In terms of identity verification, if an account or transaction is flagged, additional identity verification measures can be requested. For example, initial onboarding may request identity information such as name, date of birth, address and national identification number. For further due diligence, the marketplace can request an ID document verification, which requires the customer to provide images of their official identity documents plus a selfie.
Collecting information is one thing, protecting it is another. Depending on the marketplace or community, often personally identifiable information (PII) is collected, and the requirements for handling that PII are generally stipulated by law.
Beyond PII, marketplaces often collect other sensitive data including credit card, bank, tax, employment, location and usage details.

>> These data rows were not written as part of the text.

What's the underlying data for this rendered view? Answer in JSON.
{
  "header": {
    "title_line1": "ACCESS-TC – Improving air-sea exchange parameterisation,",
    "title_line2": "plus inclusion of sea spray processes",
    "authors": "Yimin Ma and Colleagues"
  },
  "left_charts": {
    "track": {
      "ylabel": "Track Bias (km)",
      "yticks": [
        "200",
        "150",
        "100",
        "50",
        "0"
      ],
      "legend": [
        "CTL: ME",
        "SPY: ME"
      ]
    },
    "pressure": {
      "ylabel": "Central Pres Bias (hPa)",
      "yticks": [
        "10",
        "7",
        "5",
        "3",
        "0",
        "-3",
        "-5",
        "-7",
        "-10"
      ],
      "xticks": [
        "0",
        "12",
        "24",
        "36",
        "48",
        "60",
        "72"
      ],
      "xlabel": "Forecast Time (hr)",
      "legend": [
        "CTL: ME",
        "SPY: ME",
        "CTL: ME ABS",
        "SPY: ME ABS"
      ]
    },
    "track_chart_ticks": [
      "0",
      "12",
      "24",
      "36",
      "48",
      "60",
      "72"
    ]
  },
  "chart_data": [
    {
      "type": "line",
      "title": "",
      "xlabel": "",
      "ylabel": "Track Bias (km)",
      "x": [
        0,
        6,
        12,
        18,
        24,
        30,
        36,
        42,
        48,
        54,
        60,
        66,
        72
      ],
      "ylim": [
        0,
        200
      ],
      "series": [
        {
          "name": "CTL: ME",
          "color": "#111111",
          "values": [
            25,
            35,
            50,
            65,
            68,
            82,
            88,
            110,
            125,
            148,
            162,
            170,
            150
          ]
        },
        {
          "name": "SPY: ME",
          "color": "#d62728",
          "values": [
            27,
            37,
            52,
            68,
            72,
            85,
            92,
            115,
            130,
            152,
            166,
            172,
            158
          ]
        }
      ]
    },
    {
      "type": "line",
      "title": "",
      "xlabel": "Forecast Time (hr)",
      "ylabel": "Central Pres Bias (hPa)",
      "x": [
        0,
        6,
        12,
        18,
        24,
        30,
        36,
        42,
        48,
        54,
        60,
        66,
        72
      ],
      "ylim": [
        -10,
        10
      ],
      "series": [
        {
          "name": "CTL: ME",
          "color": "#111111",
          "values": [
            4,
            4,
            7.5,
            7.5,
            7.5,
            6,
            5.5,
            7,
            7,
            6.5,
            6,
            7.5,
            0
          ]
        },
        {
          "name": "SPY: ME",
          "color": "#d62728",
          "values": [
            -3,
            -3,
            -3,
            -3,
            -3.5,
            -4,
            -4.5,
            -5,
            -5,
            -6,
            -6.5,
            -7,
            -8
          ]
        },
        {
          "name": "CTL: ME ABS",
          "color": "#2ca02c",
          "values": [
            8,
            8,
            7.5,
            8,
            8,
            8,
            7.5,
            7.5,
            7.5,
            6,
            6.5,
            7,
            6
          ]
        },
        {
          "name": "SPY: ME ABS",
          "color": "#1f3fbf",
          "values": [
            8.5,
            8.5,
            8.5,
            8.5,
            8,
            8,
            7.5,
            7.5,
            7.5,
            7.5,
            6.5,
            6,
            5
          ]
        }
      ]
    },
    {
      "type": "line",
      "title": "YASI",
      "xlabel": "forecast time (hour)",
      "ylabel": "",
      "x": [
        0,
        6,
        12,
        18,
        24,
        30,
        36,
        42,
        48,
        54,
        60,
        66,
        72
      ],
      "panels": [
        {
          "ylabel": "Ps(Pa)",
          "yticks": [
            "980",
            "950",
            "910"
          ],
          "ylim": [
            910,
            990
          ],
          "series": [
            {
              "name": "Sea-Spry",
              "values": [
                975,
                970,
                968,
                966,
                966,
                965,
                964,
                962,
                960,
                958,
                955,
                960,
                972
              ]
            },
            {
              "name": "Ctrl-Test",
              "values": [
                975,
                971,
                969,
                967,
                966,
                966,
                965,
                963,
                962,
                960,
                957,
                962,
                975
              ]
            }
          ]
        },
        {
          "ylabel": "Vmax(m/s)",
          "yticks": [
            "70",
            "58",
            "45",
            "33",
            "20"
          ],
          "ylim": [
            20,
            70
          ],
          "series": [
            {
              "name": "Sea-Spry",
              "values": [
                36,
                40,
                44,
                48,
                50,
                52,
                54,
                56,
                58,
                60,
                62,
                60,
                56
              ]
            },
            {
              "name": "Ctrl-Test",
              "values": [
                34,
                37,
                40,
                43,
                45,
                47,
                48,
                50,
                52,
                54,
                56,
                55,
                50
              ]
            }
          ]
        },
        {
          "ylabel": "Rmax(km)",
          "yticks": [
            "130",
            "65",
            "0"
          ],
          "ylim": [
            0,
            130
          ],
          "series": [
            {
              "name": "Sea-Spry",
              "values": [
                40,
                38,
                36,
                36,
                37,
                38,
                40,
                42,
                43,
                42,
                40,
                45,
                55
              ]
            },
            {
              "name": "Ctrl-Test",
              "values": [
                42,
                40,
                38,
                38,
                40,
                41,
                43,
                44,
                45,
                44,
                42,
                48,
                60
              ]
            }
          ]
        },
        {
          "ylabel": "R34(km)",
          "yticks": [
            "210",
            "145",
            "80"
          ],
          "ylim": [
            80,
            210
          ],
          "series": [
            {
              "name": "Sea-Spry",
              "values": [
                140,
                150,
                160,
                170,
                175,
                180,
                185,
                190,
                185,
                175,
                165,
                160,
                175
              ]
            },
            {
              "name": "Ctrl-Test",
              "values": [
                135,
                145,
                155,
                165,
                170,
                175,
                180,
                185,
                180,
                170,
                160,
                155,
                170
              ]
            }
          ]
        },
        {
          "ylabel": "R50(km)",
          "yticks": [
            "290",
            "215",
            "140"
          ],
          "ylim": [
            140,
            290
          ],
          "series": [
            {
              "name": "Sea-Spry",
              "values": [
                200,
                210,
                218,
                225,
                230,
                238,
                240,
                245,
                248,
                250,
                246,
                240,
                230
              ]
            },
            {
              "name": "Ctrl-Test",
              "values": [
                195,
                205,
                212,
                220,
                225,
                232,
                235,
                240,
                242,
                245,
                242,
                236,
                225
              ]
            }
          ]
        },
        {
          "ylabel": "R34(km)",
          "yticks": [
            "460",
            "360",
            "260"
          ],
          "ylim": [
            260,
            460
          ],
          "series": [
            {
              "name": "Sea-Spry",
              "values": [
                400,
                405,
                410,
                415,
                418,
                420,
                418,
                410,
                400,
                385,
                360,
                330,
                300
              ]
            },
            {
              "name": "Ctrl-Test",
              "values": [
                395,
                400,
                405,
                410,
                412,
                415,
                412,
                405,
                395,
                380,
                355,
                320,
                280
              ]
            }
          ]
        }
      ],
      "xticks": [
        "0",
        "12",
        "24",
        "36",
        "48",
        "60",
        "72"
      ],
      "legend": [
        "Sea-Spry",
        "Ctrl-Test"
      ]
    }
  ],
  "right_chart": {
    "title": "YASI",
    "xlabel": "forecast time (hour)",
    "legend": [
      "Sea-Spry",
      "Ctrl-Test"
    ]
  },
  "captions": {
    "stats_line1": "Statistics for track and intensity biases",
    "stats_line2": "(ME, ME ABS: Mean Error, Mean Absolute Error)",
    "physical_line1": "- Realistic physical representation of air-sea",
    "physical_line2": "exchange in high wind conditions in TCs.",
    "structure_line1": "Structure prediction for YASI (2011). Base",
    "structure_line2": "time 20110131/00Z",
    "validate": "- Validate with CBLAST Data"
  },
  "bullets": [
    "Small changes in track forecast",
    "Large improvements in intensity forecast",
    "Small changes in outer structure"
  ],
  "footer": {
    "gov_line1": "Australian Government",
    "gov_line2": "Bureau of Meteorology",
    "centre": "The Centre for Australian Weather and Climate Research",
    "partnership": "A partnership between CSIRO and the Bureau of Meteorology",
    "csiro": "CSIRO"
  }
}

Any data breach can bring the attention of regulators, as well as financial and reputational damage.
It’s imperative that marketplaces have secure and confidential data handling practices, from account opening all the way through to account termination
The elements that make up a successful trust and safety program are not isolated to marketplaces and other organizations operating in the sharing economy. Good onboarding experiences, robust security and privacy measures, proper due diligence and attentive monitoring of activities is solid advice for any business. However, for marketplaces, as they deal with both parties of the transaction, ensuring that the parties can interact safely and with trust is core to the mission. For marketplaces, trust and safety IS the value proposition.